Where to Spend Parameters: From Layerwise Efficiency To Federated Architecture Search
Presenters: Lu Yin (University of Surrey), Xilu Wang (University of Surrey)
Abstract
Large neural networks – especially Large Language Models (LLMs) and modern transformers – deliver strong performance, but their growing scale makes a central question unavoidable: where should we spend parameters to get the best capability per unit compute? This tutorial presents a unified answer across two complementary levels of design: allocation within a fixed model through layerwise efficiency, and allocation across models under distributed constraints through federated architecture search. We begin by showing that layerwise signals reveal substantial depthwise heterogeneity: different layers contribute unequally to model quality. Leveraging this structure enables targeted pruning for efficient inference and compute-aware finetuning by prioritizing updates on the most influential layers. We then examine the origin of layerwise imbalance as a pretraining deficiency and introduce simple training-time remedies that re-balance layer contributions across depth, improving utilization of the model’s capacity.
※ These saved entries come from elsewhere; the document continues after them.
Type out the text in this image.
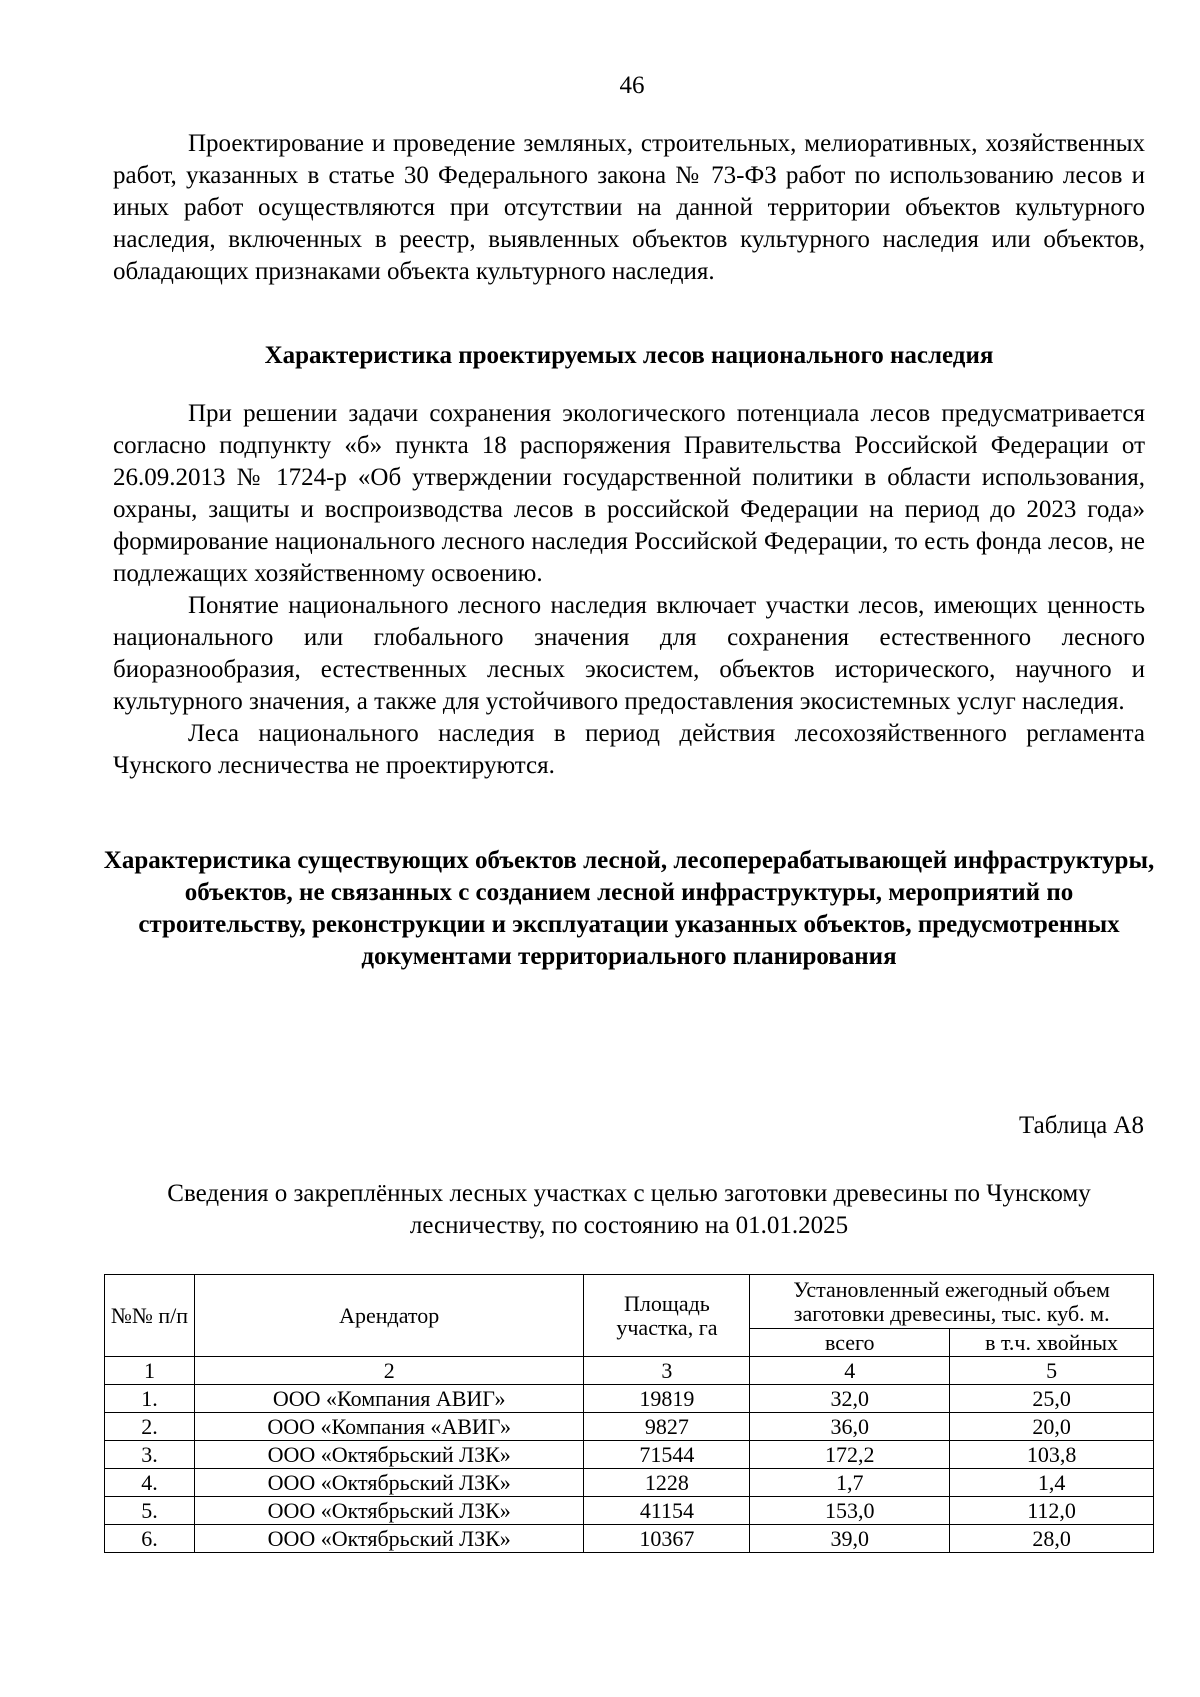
46

Проектирование и проведение земляных, строительных, мелиоративных, хозяйственных работ, указанных в статье 30 Федерального закона № 73-ФЗ работ по использованию лесов и иных работ осуществляются при отсутствии на данной территории объектов культурного наследия, включенных в реестр, выявленных объектов культурного наследия или объектов, обладающих признаками объекта культурного наследия.

Характеристика проектируемых лесов национального наследия

При решении задачи сохранения экологического потенциала лесов предусматривается согласно подпункту «б» пункта 18 распоряжения Правительства Российской Федерации от 26.09.2013 № 1724-р «Об утверждении государственной политики в области использования, охраны, защиты и воспроизводства лесов в российской Федерации на период до 2023 года» формирование национального лесного наследия Российской Федерации, то есть фонда лесов, не подлежащих хозяйственному освоению.

Понятие национального лесного наследия включает участки лесов, имеющих ценность национального или глобального значения для сохранения естественного лесного биоразнообразия, естественных лесных экосистем, объектов исторического, научного и культурного значения, а также для устойчивого предоставления экосистемных услуг наследия.

Леса национального наследия в период действия лесохозяйственного регламента Чунского лесничества не проектируются.

Характеристика существующих объектов лесной, лесоперерабатывающей инфраструктуры, объектов, не связанных с созданием лесной инфраструктуры, мероприятий по строительству, реконструкции и эксплуатации указанных объектов, предусмотренных документами территориального планирования
Таблица А8
Сведения о закреплённых лесных участках с целью заготовки древесины по Чунскому лесничеству, по состоянию на 01.01.2025
№№ п/п	Арендатор	Площадь участка, га	Установленный ежегодный объем заготовки древесины, тыс. куб. м.	
			всего	в т.ч. хвойных
1	2	3	4	5
1.	ООО «Компания АВИГ»	19819	32,0	25,0
2.	ООО «Компания «АВИГ»	9827	36,0	20,0
3.	ООО «Октябрьский ЛЗК»	71544	172,2	103,8
4.	ООО «Октябрьский ЛЗК»	1228	1,7	1,4
5.	ООО «Октябрьский ЛЗК»	41154	153,0	112,0
6.	ООО «Октябрьский ЛЗК»	10367	39,0	28,0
Moving from “which layers to trust” to “which architectures to deploy,” we examine neural architecture search across increasingly complex settings. We begin with multitask scenarios where architectures must balance accuracy and efficiency across heterogeneous tasks and datasets, then extend to federated learning environments where additional constraints – distributed data, varying compute budgets, and privacy requirements – demand coordinated architecture discovery across participants. Together, these methods demonstrate that practical efficiency comes from learning to spend parameters deliberately – across layers within models, across architectures in model families, and across heterogeneous tasks and participants.
Theoretical Insights on Training Instability in Deep Learning
Presenters: Jingfeng Wu (University of California, Berkeley), Yu-Xiang Wang (UC San Diego), Maryam Fazel (University of Washington)
Abstract
The advances in deep learning build on the dark arts of gradient-based optimization. In deep learning, the optimization process is oscillatory, spiky, and unstable. This makes little sense in classical optimization theory, which primarily operates in a well-behaved, stable regime. Yet, the best training configuration in practice constantly operates in an unstable regime. This tutorial introduces recent theoretical progress in understanding the benign nature of training instabilities, providing new insights from both optimization and statistical learning perspectives. Participants will gain a solid understanding of training instabilities in deep learning, their theoretical and practical implications, and future research directions in this critical area.